Your Grant in Review: Scientific Premise

May 28 2016 Published by under Uncategorized

I am starting to suspect that the Scientific Premise review item will finally communicate overall excitement/boredom to the applicant. This will be something to attend closely when deciding to revise an application or just to start over. 

17 responses so far

  • Pinko Punko says:

    Does it get a sub category score? I think it will just be the place where "model is not supported/ experiments are premature" goes- though one difference is if there is some paper that a reviewer hates and the grant is based on such, this might be much more explicit- like "Fig. 2 of cited work underlying Aim 1 on bunnyhopping is no interpreted correctly by the original authors"- I would be curious about this kind of stuff.

  • iGrrrl says:

    It comes under Significance, and near as I can tell, it means that the discussion of the literature goes there with an added wrinkle. The applicant is supposed to discuss the strengths and weaknesses of the published work upon which the proposal is based.

  • Philapodia says:

    CSR should put in a "Hot or Not?" checkbox at the end of the online scoring sheet. They do it for teachers, why not grants? Grants that have two or more "Hot" checks are worth resubmitting, grants with one or none are done. At least then there is no ambiguity about whether the reviewers actually liked your grant. This will also help POs identify trendy science to fund.

  • Dave says:

    So, is this a reasonable summary of all the changes required that are related to the new reproducibility stuff?

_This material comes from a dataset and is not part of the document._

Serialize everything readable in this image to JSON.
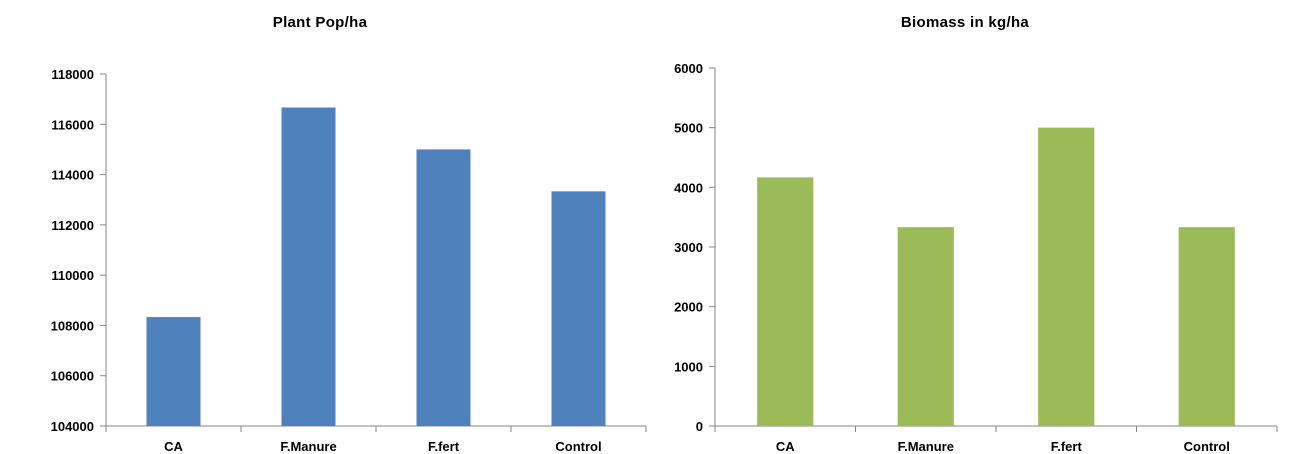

    http://grants.nih.gov/reproducibility/index.htm

  • joatmon says:

    @DM I wonder if this is a way the CSR is forcing reviewers to read each app more carefully?

    @Philapodia with the diversity of the apps, it is not easy for all reviewers to judge if the proposed research is hot or not.

  • joatmon says:

    @ iGrrrl would you criticize the published work produced by a study section member?

  • qaz says:

    How is this diferent from good scholarship? Which was always a key criterion.

  • Anony says:

    Previously, I put in key information in the Significance, stating important published findings supporting my project and hinting at/summarizing my preliminary data. I kept the preliminary data itself in the Approach section so I could go into more depth and place it with the relevant section. I liked this because the Significance and Innovation sections appeared on the first page.

    One thing I dislike about putting my preliminary data in the Significance section in support of my scientific premise is that it bumps the Innovation section pretty far down. Also, it seems like the Significance section isn't strictly about significance of the research anymore...

    I'm working on an application now and I'm anxious about changing my formula now!

  • joatmon says:

    @anony you missed the whole conversation of the topic on Twitter!

  • Anony says:

    @joatmon Yes. Yes I did. Is there a link or a TL;DR version? Or must I tweet instead of write?

  • joatmon says:

    @Anony Follow iGrrrl and read everything she wrote. Everything she said on Twitter (and on this blog) is gold!

  • Comradde PhysioProffe says:

    What's so motherfucken annoying about all this new scorable crapola, is that all of it--as per the usual--is just gonna be post-hoc justification for impact scores based on overall excitement vs boredom. There should be fewer scoring criteria, not more.

  • Draino says:

    I thought like Anony that I didn't want to change up my Significance by dumping a stinky pile of background and preliminary data in the middle of it. I wrote it a certain way on the last grant and got an outstanding score.

    Then I thought like Comradde that the attitude of the SS and assigned reviewers was the overwhelming driver of my score. I lucked out. Maybe pulled an especially influential person for reviewer 1. Who knows. There was no special formula based on a certain arrangement of significance statements in one place and background/prelimdata in another. So I wrote what I would have written anyway and payed lip service to the Premise requirement by inserting a brief discussion of the background in there. Brief, but with a pointed criticism of one thing. Still focused on why the research is significant.

    I guess some people were asserting Significance without discussing *any* background? It seems logical to include something.

    We'll see how it goes.

  • Pippso says:

    how about starting with preliminary data, before significance? Suicide?

  • joatmon says:

    @CPP Premise is not going to be scored separately, right? It will still be part of the pre-existing criterion score, i.e. significance. I was wondering if this is a way the NIH/CSR is forcing all reviewers to read the apps more thoroughly. It will be helpful to hear your experience at the SS.

    @Pippso It sounds like a challenge to frame the significance of your prelim without any context. Would't you think?

  • Pippso says:

    This was more about the technicality of inventing new sections, not including context in significance.

  • Emaderton3 says:

    I apologize for trying to resurrect an older post, but I would be interested to hear where everyone ended up putting their preliminary data. I recently submitted a R21 and stuck to the older model of discussing literature in Significance and putting my preliminary data at the start of Approach and sprinkled in.

    Alternatively, has anyone recently been on a study section since the changes in the applications took effect and could comment on where the preliminary data has been and what the expectations are? Are Significance sections getting really long or are people keeping them short and putting data elsewhere?